Guerre au réel
Et si Poutine avait un peu raison. C’est la petite musique qu’on entend de-ci de-là depuis l’invasion de l’Ukraine par la Russie. Menacé par l’Otan à ses portes, Poutine serait dans son bon droit, et on ne voit pas pourquoi il se priverait de violer le droit international puisque tant d’autres avant lui ont fait la même chose, comme les Américains en Irak ou au Kosovo.
À chaque conflit, c’est toujours la même sérénade : il doit bien y avoir des causes légitimes de faire une guerre, tellement légitimes que le droit international, inadapté aux exigences des nations, ¬devrait s’effacer devant elles. Sarkozy, à la sortie de l’Élysée, où il venait de rencontrer Macron, se lamentait que rien ne marche dans les institutions internationales, ni l’ONU, ni l’Otan, ni le G5, ni le G20. Le droit international a-t-il réussi, depuis 1945, à être autre chose qu’un tas de règles que tout le monde viole en permanence. Ainsi, la possibilité pour un pays de déclencher une intervention militaire doit être votée à l’unanimité par les cinq membres permanents du Conseil de sécurité1. Mais quelle institution peut fonctionner avec une règle aussi exigeante ? Aucune. Et on se demande si cela n’a pas été conçu dès le départ pour que l’ONU soit totalement inefficace. On comprend alors que depuis la fin de la Seconde Guerre mondiale de nombreux pays aient passé outre cette règle absurde pour pouvoir s’engager dans des conflits qu’ils jugeaient légitimes. Dans ces conditions, pourquoi la Russie devrait-elle respecter des lois que beaucoup d’autres pays ont transgressées avant elle ?
Le critère juridique n’est manifestement pas le plus efficace pour y voir clair. On peut violer des traités, pas la réalité. Est-ce que les incidents invoqués pour déclencher une guerre sont avérés ou imaginaires ? C’est la seule grille de lecture à peu près fiable pour juger le bien-fondé d’un conflit. Les États-Unis ont attaqué l’Irak en 2003, sous prétexte que Saddam Hussein possédait des armes de destruction massive. On sait aujourd’hui que c’était complètement faux et que l’Irak n’en possédait aucune. À l’inverse, les faits sont parfois bien réels.
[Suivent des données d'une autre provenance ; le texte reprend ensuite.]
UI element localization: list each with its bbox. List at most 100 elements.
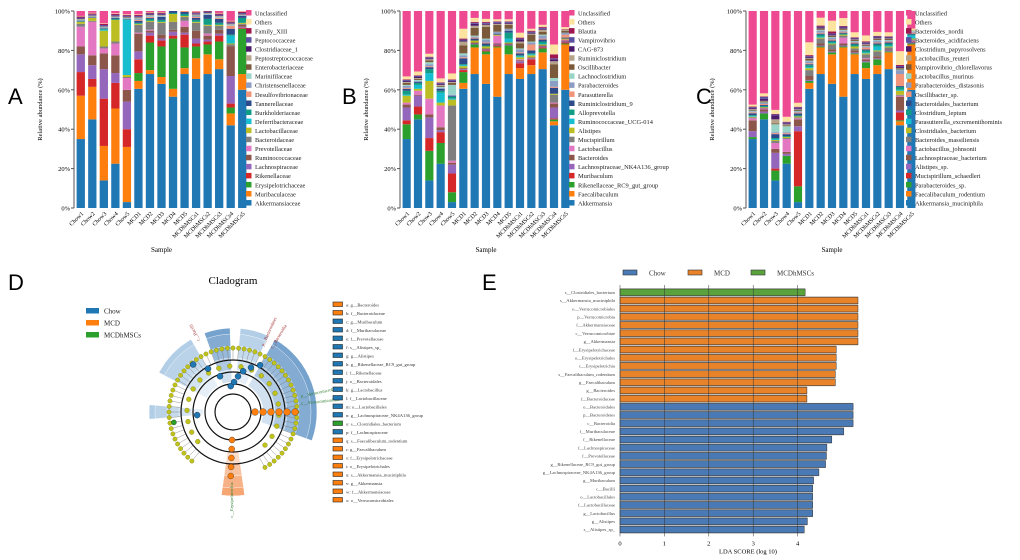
bar-segment-MCDhMSCs2-Clostridiales_bacterium [873, 50, 882, 52]
lda-bar-o__Erysipelotrichales [619, 354, 837, 362]
bar-segment-MCDhMSCs1-Family_XIII [191, 12, 201, 14]
legend-label: Erysipelotrichaceae [255, 182, 306, 189]
bar-segment-Chow3-Alloprevotella [425, 69, 434, 74]
bar-segment-MCDhMSCs4-Parasutterella [549, 86, 559, 88]
taxon-node [166, 404, 172, 409]
bar-segment-MCDhMSCs4-Alistipes_sp. [895, 110, 905, 113]
bar-segment-MCDhMSCs2-Family_XIII [203, 11, 212, 12]
key-label: u: s__Akkermansia_muciniphila [346, 472, 406, 477]
bar-segment-MCD2-Lachnoclostridium [470, 35, 479, 37]
bar-segment-MCD2-Ruminococcaceae [145, 30, 155, 33]
bar-segment-Chow2-Tannerellaceae [88, 17, 97, 18]
bar-segment-Chow4-Oscillibacter [436, 85, 445, 87]
bar-segment-Chow1-Lachnospiraceae_bacterium [748, 120, 757, 132]
bar-segment-MCD3-Oscillibacter [481, 26, 491, 39]
bar-segment-MCDhMSCs3-Others [215, 12, 224, 14]
bar-segment-Chow1-Family_XIII [76, 16, 85, 18]
key-swatch [332, 403, 343, 409]
legend-swatch [246, 91, 252, 97]
bar-segment-MCDhMSCs2-Rikenellaceae [203, 41, 212, 45]
bar-segment-Chow3-Alistipes_sp. [771, 152, 780, 169]
bar-segment-Chow2-Lachnospiraceae_bacterium [759, 109, 769, 112]
bar-segment-MCD5-Ruminococcaceae [180, 26, 189, 33]
bar-segment-MCD1-Unclassified [459, 11, 468, 29]
legend-swatch [246, 145, 252, 152]
bar-segment-MCDhMSCs1-Blautia [515, 37, 525, 39]
bar-segment-MCDhMSCs4-Parasutterella_excrementihominis [895, 89, 905, 91]
legend-swatch [569, 181, 575, 188]
bar-segment-MCD2-Marinifilaceae [145, 15, 155, 17]
bar-segment-Chow1-Tannerellaceae [76, 20, 85, 22]
bar-segment-Chow5-Blautia [447, 79, 457, 80]
bar-label: c__Bacteroidia [587, 421, 615, 426]
bar-segment-Chow5-Tannerellaceae [122, 18, 132, 20]
bar-segment-MCDhMSCs1-Others [515, 32, 525, 38]
bar-segment-Chow4-Unclassified [782, 11, 791, 117]
key-swatch [332, 395, 343, 401]
bar-segment-MCD4-Akkermansiaceae [168, 96, 178, 208]
bar-segment-MCD1-Others [134, 14, 143, 15]
bar-segment-MCD2-Ruminiclostridium_9 [470, 38, 479, 41]
bar-segment-MCDhMSCs1-Muribaculaceae [191, 58, 201, 79]
bar-segment-MCDhMSCs2-Alistipes_sp. [873, 58, 882, 60]
lda-bar-c__Erysipelotrichia [619, 362, 837, 370]
bar-segment-MCDhMSCs3-Parabacteroides_distasonis [884, 40, 893, 42]
bar-segment-MCDhMSCs4-Akkermansiaceae [226, 125, 235, 208]
taxon-node [203, 351, 209, 357]
key-swatch [332, 497, 343, 503]
legend-label: Bacteroidaceae [255, 137, 294, 144]
legend-label: CAG-873 [578, 47, 603, 54]
key-swatch [332, 344, 343, 350]
taxon-node [275, 454, 281, 460]
bar-segment-MCDhMSCs3-Oscillibacter [538, 31, 547, 35]
bar-segment-Chow3-Oscillibacter_sp. [771, 133, 780, 135]
tree-branch-ring [214, 393, 252, 431]
bar-segment-Chow3-Parabacteroides_sp. [771, 170, 780, 181]
y-tick-label: 60% [58, 87, 71, 94]
lda-bar-f__Bacteroidaceae [619, 395, 808, 403]
bar-segment-MCDhMSCs1-Bacteroides_massiliensis [861, 54, 871, 59]
key-swatch [332, 420, 343, 426]
bar-segment-MCDhMSCs2-Bacteroidaceae [203, 25, 212, 34]
legend-swatch [906, 100, 912, 106]
bar-segment-MCDhMSCs2-Faecalibaculum_rodentium [873, 65, 882, 75]
bar-segment-MCD2-Christensenellaceae [145, 16, 155, 17]
bar-segment-Chow4-Clostridiales_bacterium [782, 137, 791, 139]
bar-segment-MCD2-Oscillibacter [470, 27, 479, 36]
legend-swatch [622, 269, 638, 276]
taxon-node [279, 368, 285, 374]
bar-segment-Chow5-Alistipes [447, 99, 457, 106]
bar-label: g__Lachnospiraceae_NK4A136_group [543, 470, 616, 475]
bar-segment-MCDhMSCs5-Ruminococcaceae [238, 24, 247, 27]
key-label: a: g__Bacteroides [346, 302, 379, 307]
bar-segment-MCDhMSCs4-Oscillibacter_sp. [895, 74, 905, 86]
bar-segment-Chow1-Ruminococcaceae_UCG-014 [402, 94, 411, 96]
bar-segment-MCD4-Bacteroides_acidifaciens [839, 26, 848, 28]
bar-segment-MCDhMSCs4-Bacteroides_massiliensis [895, 94, 905, 96]
taxon-node [219, 346, 225, 352]
bar-segment-MCD2-Bacteroides_massiliensis [816, 38, 825, 44]
legend-label: Parasutterella_excrementihominis [915, 119, 1002, 126]
bar-segment-MCDhMSCs1-Faecalibaculum [515, 68, 525, 79]
bar-segment-MCD1-Akkermansia [459, 88, 468, 208]
bar-segment-MCDhMSCs3-Tannerellaceae [215, 18, 224, 23]
bar-segment-MCD5-Rikenellaceae [180, 34, 189, 48]
legend-label: Parasutterella [578, 92, 613, 99]
bar-segment-MCDhMSCs2-Muribaculum [527, 59, 536, 66]
bar-segment-MCD3-Vampirovibrio_chlorellavorus [827, 36, 837, 38]
taxon-node-chow [193, 411, 201, 419]
bar-segment-MCDhMSCs1-Vampirovibrio [515, 38, 525, 40]
bar-segment-Chow2-Others [413, 71, 423, 76]
legend-label: Bacteroidales_bacterium [915, 101, 979, 108]
bar-segment-MCDhMSCs1-Akkermansia_muciniphila [861, 78, 871, 208]
bar-segment-Chow2-Ruminococcaceae_UCG-014 [413, 84, 423, 89]
bar-segment-Chow3-Blautia [425, 56, 434, 58]
bar-segment-MCD1-Faecalibaculum_rodentium [805, 82, 814, 89]
bar-segment-MCD4-Faecalibaculum [493, 47, 502, 97]
bar-segment-Chow5-Lachnospiraceae [122, 101, 132, 130]
bar-segment-MCD4-Rikenellaceae_RC9_gut_group [493, 46, 502, 48]
bar-segment-MCD5-Lactobacillus_reuteri [850, 39, 859, 40]
bar-segment-Chow2-Alistipes [413, 88, 423, 91]
bar-segment-Chow3-Clostridiales_bacterium [771, 140, 780, 142]
legend-label: Bacteroides_acidifaciens [915, 37, 979, 44]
Ainsi, en 1999, l’Otan a bombardé la Serbie au moment où son armée entrait au Kosovo, car on craignait que ce pays ne commette de nouveaux crimes contre l’humanité. À cette époque, on était parfaitement informé qu’entre 1991 et 1995 la Serbie avait mis en œuvre une politique d’épuration ethnique qui avait exterminé des dizaines de milliers de civils croates et bosniaques. Par contre, quand la semaine dernière Poutine envahit l’Ukraine, sous prétexte qu’elle serait coupable de « génocide » contre les minorités russophones du Donbass, on sait que c’est totalement faux.
Le mensonge est un élément constitutif de toutes les dictatures, qui a pour but de pousser les populations à adopter des positions qu’elles n’auraient jamais approuvées d’elles-mêmes autrement. À ne pas confondre avec la ruse, comme le fameux « Je vous ai ¬compris » de De Gaulle, qui relève davantage de la fourberie que du mensonge. Cette pratique, courante dans tous les régimes, y compris démocratiques, n’a rien à voir avec une réécriture de la réalité. Les « faits alternatifs » invoqués par Trump ne sont pas très éloignés des discours paranoïaques de Poutine. Les fascistes ne peuvent entrer en scène qu’après avoir préalablement nié une réalité qui les désavoue. Trump, Poutine ou Zemmour ont ce point commun d’avoir besoin de réécrire l’Histoire pour s’y incruster comme des squatteurs. Mais tuer la réalité implique qu’il faille aussi tuer les hommes qui en font partie et dont la seule existence est un affront à la vision délirante des despotes. Le monde n’est plus divisé entre l’Est et l’Ouest, mais entre, d’un côté, le déni et la paranoïa et, de l’autre, la raison et le dialogue, censés être incarnés par un droit international souvent mal conçu et manifestement incapable d’éviter les guerres. •
1. La Chine, les États-Unis, le Royaume-Uni, la France et la Russie.